Facts:
Apolonio Apduhan, Jr., alias Junior, Rodulfo Huiso and Felipe Quimson were charged with the crime of Robbery With Homicide.
The accused pleaded guilty having in mind that such act would constitute as a mitigating circumstance so that the penalty of death be not imposed.
However, the Court of First Instance of Bohol (Judge Hipolito Alo presiding) convicting Apolonio Apduhan, Jr. of robbery with homicide and sentencing him to death and “to indemnify the heirs of the deceased Geronimo Miano in the amount of P6,000.00, to indemnify the heirs of the other deceased Norberto Aton in the same amount of P6,000.00 x x x”

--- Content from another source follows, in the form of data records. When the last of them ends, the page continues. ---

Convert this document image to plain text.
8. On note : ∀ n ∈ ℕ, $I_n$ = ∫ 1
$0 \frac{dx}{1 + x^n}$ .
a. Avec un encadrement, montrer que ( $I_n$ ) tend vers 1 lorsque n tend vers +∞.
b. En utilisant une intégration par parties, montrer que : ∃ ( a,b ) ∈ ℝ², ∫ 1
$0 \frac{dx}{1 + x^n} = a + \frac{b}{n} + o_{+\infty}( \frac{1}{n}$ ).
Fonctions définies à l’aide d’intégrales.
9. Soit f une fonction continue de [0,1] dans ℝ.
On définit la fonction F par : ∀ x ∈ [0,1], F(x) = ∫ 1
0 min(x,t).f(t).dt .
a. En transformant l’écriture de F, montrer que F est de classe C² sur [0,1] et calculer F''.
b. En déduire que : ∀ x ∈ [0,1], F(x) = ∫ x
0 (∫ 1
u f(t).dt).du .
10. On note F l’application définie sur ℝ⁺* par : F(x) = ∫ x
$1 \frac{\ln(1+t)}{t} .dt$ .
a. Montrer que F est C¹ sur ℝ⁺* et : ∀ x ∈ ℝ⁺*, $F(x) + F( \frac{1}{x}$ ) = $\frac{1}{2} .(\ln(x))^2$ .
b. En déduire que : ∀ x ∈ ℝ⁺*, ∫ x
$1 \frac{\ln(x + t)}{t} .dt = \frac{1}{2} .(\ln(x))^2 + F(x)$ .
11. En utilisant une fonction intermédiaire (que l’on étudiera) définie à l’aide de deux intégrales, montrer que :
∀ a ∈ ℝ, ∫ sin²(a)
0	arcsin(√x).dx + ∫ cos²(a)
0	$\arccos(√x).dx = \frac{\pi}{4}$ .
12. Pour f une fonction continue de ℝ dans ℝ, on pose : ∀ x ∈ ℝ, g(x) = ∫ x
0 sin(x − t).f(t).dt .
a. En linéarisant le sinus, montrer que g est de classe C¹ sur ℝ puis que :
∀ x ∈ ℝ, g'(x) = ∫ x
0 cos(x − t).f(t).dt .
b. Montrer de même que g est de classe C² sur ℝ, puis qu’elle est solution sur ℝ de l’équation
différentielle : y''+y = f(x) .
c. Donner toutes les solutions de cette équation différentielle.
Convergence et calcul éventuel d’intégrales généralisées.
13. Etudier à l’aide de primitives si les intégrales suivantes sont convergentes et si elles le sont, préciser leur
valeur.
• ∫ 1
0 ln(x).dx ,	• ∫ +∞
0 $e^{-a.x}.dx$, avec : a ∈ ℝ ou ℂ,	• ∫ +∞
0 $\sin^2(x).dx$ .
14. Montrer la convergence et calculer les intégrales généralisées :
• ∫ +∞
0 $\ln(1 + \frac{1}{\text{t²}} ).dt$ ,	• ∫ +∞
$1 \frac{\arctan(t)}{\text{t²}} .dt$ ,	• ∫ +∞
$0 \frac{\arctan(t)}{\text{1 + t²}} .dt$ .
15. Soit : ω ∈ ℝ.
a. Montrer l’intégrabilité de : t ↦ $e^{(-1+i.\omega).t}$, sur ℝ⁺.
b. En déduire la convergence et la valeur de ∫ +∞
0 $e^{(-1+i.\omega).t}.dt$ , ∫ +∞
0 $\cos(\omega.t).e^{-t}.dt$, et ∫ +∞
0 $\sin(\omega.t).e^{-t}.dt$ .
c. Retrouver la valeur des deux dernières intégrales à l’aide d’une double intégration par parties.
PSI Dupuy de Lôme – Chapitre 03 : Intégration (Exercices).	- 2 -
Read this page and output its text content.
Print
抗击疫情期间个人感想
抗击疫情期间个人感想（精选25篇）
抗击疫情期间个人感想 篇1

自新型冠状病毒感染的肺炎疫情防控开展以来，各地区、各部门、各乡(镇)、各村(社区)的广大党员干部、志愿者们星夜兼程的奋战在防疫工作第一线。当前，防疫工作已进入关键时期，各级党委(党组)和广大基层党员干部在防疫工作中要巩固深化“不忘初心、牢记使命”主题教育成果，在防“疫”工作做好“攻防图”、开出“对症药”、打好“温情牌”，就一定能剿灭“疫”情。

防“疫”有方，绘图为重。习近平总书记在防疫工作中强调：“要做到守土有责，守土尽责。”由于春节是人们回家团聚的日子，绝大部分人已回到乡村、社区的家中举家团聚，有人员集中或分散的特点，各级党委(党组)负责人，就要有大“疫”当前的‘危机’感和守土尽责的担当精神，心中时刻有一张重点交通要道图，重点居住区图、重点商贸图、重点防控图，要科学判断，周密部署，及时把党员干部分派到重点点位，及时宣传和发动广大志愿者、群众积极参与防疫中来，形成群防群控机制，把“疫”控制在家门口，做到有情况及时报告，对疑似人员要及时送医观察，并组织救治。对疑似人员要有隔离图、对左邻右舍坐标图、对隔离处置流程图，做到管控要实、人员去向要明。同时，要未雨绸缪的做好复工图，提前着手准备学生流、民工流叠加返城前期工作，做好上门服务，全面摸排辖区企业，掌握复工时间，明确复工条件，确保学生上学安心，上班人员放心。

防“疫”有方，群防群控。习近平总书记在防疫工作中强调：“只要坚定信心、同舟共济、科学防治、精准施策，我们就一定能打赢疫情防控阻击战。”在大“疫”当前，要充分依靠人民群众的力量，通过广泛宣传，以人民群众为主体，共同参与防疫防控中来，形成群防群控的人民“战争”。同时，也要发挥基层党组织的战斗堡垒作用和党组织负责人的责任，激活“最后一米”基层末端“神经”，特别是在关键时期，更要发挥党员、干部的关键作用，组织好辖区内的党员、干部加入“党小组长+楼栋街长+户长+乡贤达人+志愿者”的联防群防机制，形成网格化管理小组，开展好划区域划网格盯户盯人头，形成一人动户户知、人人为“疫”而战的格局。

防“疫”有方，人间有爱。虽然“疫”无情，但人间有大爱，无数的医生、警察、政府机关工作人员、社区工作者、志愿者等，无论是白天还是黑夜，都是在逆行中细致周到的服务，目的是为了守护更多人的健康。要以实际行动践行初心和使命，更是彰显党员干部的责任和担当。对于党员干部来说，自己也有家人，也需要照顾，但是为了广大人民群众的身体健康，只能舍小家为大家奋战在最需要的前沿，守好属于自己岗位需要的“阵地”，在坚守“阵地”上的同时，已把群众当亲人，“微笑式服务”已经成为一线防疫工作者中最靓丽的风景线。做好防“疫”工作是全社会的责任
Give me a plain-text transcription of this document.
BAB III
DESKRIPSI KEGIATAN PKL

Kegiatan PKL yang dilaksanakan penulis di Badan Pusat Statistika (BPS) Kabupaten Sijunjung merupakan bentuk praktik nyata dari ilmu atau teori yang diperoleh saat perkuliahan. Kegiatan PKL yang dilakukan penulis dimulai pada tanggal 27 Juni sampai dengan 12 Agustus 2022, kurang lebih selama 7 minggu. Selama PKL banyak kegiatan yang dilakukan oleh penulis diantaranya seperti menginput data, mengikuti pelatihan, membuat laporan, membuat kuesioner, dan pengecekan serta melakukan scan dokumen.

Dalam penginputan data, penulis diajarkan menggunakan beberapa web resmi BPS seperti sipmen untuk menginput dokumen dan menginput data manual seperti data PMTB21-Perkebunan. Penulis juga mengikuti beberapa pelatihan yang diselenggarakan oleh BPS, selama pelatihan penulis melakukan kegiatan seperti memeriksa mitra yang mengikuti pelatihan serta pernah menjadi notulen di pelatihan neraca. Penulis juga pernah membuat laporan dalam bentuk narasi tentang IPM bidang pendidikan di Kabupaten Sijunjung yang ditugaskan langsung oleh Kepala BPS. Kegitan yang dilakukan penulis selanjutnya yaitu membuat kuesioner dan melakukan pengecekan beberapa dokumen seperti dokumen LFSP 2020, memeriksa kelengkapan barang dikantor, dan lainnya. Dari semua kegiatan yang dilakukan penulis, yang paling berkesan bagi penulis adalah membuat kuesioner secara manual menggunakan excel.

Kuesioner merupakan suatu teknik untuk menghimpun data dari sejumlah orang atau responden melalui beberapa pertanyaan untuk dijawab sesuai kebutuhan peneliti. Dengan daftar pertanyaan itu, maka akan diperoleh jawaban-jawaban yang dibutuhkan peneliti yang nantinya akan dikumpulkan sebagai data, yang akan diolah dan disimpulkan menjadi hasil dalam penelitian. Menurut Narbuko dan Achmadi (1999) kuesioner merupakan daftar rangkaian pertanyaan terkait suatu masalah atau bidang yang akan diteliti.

The case was subject for automatic review. Atty. Alberto M. Meer, the accused’s counsel de oficio in the present review, contended that the use of unlicensed firearm, if ever appreciated in the case at bar, must be considered a generic aggravating factor which “may be off-set by the existence of mitigating circumstances so that the penalty to be imposed should be the penalty of reclusión perpetua.”
Issue:
Whether or not the use of an unlicensed firearm be considered as a generic aggravating circumstance.
Held:
No. The passage of Republic Act 373 did not only jettison the first two subdivisions of art. 294 from the periphery of art. 295 but also removed the said subdivisions (which pertain, inter alia, to the offense of robbery with homicide) from the effective range of art. 296.
Notwithstanding that the special aggravating circumstance of use of unlicensed firearm cannot be appreciated in the instant case, in the final analysis, to observe that the imposition of the death penalty on the accused Apduhan would appear to be a logical legal consequence, because as against the attendant mitigating circumstances the aggravating circumstances numerically and qualitatively preponderate.